高校時代は内野手兼投手で最速138キロ。球速的に通用しないと、投手を断念した時期もあった。それでも、大学3年になって急成長。昨夏のオープン戦で155キロをマークし、秋季リーグの関東学園大戦で17三振を奪ってノーヒットノーランを達成すると、その存在がクローズアップされるようになった。
「2年の夏に肘を疲労骨折して投げられない時期がありましたが、その間に体を大きくするトレーニングに取り組み、一塁側に流れるフォームのバランスを修正することで、スピードが出るようになりました」と冨士。これまでに牧田和久投手(元西武、楽天)、佐野泰雄投手(元西武)らを育てた大島義晴監督(54)は「ここまで(球速が)伸びるとは思わなかった。150キロの壁を簡単に超え、その後もどんどん球速が上がっていった」と驚きの表情で振り返った。
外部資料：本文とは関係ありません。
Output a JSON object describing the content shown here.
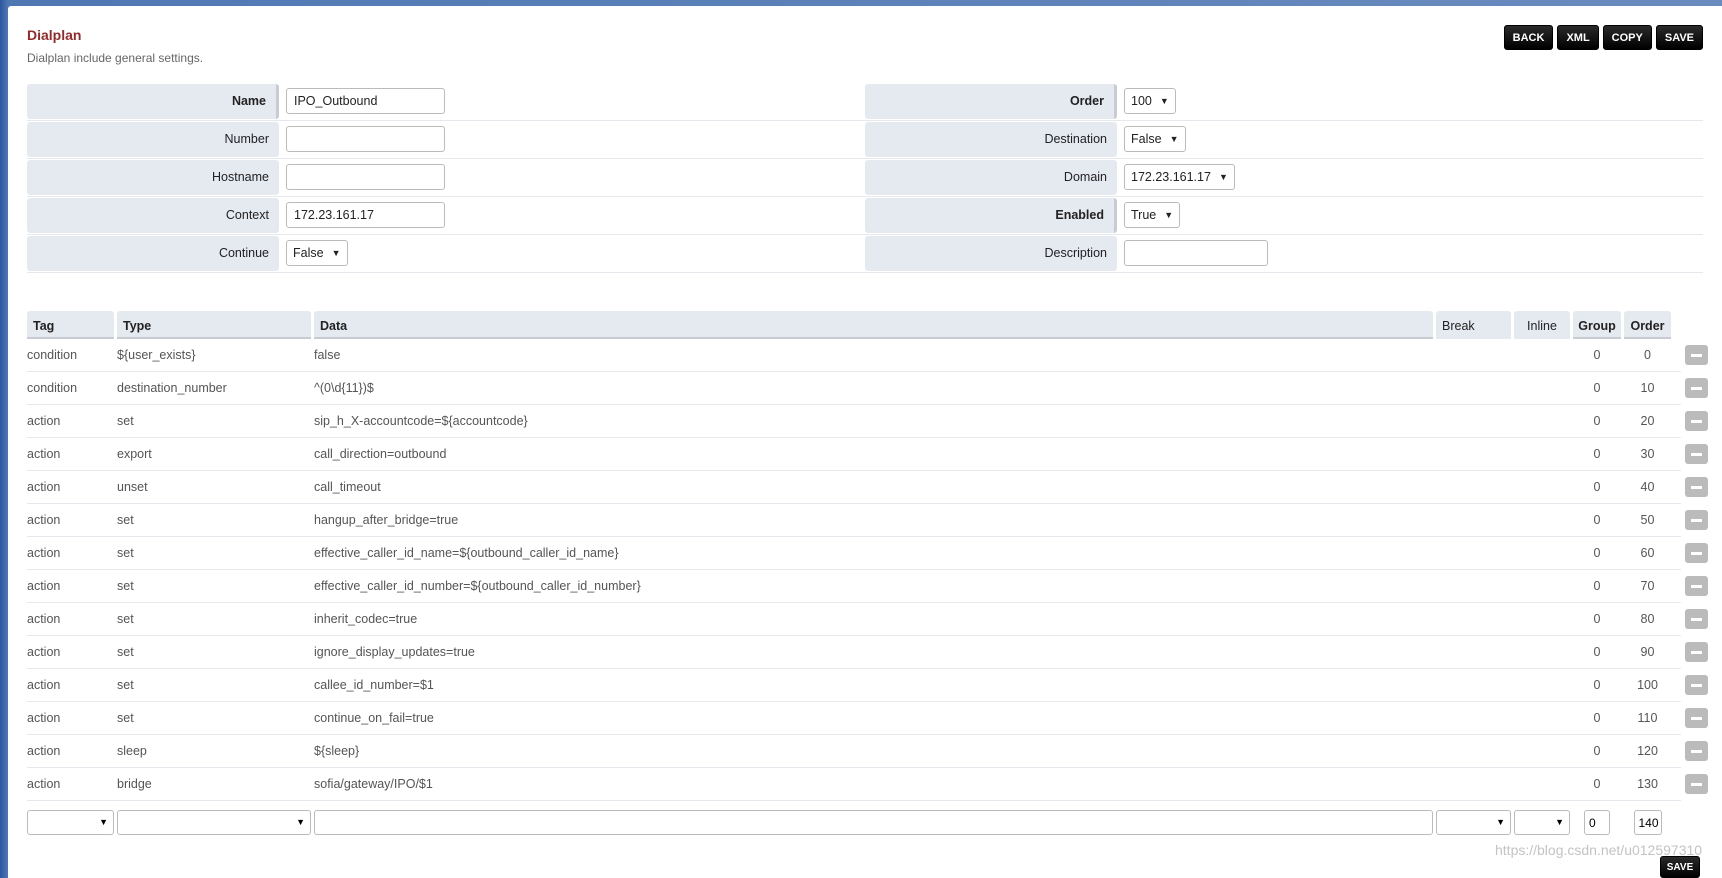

180センチの身長から投じる、角度があってスピンのかかったストレートが最大の武器。昨年12月に行われた侍ジャパン大学代表候補の強化合宿に参加すると、ここでも155キロを計測してみせた。目標は「チームを絶対に勝たせる投手」。オフシーズンは、落ちる変化球の精度を上げる練習に取り組む。現時点で卒業後の進路は決まっていないが、春季リーグ戦でさらなる進化を示せば、NPB球団の関心は、さらに高まりそうだ。